Madrid no es una imagen, ni cien, ni mil. Madrid es ese grupo de chicos que hablan sobre amores perdidos, renuncias y sacrificios. Y, si quiere llamarme, que lo haga. Ya veré yo si contesto. Me dan ganas de acercarme y decirle, muy quedo: olvídate de ella, nunca te llamará.
Madrid es esa mujer que camina la Castellana exudando belleza y magnetismo por cada poro de su piel canela. Y la madre de familia que, a las cinco de la tarde, regresa a casa. Lo hace ojerosa, algo despeinada, siempre apurada, encendido el piloto automático que es quien la guía por las líneas de metro (la roja, la gris, el ramal, la circular), y el que hace que levante el brazo para que se pare el autobús en la marquesina. En una hora y media, llegará a casa.

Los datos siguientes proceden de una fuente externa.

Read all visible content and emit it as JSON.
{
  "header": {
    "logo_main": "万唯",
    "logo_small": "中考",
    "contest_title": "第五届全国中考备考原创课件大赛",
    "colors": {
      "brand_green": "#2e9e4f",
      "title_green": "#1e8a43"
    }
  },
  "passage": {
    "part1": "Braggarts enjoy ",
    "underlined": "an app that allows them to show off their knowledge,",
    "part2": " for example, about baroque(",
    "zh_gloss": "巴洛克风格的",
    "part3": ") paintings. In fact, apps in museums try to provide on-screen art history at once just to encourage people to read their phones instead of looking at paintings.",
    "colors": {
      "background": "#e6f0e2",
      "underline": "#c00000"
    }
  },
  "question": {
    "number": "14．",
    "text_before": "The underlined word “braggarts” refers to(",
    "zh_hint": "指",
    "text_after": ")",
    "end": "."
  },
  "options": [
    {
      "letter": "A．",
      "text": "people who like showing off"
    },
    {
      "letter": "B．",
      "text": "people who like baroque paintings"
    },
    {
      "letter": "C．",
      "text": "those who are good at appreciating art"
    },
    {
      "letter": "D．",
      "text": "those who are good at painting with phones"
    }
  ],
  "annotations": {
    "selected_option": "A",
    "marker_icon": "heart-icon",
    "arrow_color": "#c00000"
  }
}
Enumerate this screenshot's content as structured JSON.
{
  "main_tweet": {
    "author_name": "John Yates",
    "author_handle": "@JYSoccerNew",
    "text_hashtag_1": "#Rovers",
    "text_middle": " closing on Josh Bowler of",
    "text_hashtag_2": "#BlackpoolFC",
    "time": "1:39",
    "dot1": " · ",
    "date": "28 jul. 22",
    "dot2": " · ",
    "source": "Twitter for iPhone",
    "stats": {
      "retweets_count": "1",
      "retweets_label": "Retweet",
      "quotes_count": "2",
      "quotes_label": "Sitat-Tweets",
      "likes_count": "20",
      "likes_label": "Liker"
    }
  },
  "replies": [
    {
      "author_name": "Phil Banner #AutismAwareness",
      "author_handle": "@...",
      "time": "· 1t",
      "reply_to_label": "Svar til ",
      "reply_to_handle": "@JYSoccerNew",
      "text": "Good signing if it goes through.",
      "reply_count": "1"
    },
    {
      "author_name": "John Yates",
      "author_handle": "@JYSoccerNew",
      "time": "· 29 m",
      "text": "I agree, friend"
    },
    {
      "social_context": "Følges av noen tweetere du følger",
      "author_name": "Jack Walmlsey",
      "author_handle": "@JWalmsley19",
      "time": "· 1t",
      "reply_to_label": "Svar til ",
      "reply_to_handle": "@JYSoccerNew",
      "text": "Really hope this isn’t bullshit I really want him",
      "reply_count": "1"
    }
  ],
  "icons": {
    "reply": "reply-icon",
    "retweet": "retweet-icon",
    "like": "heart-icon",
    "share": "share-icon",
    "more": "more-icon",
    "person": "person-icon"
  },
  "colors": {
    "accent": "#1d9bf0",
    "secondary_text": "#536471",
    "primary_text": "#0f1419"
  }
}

Madrid es esa reponedora del turno de noche de Carrefour. Todos duermen, menos ella, el vigilante de seguridad y los insomnes que compran champú y güisqui a las tres de la mañana.
Madrid es pasear El Retiro. Madrid es periférico, áspero, difícil. Madrid es un pueblo en el Barrio de las Letras. Madrid es Usera, Villaverde, Carabanchel. Madrid es La Cibeles, la Plaza Mayor, la Gran Vía, Lavapiés, Callao, y los túneles subterráneos que la horadan, cual queso de gruyere.
Madrid es una mujer de mediana edad, elegante, impecable, guapa. Madrid es una mujer a la que se le notan las arrugas, las patas de gallo, el cansancio del madrugón.
Madrid es esa mujer que se aloja en un hostal de dudoso gusto. La que anhela escapar de la ciudad que mata o muere. Madrid es.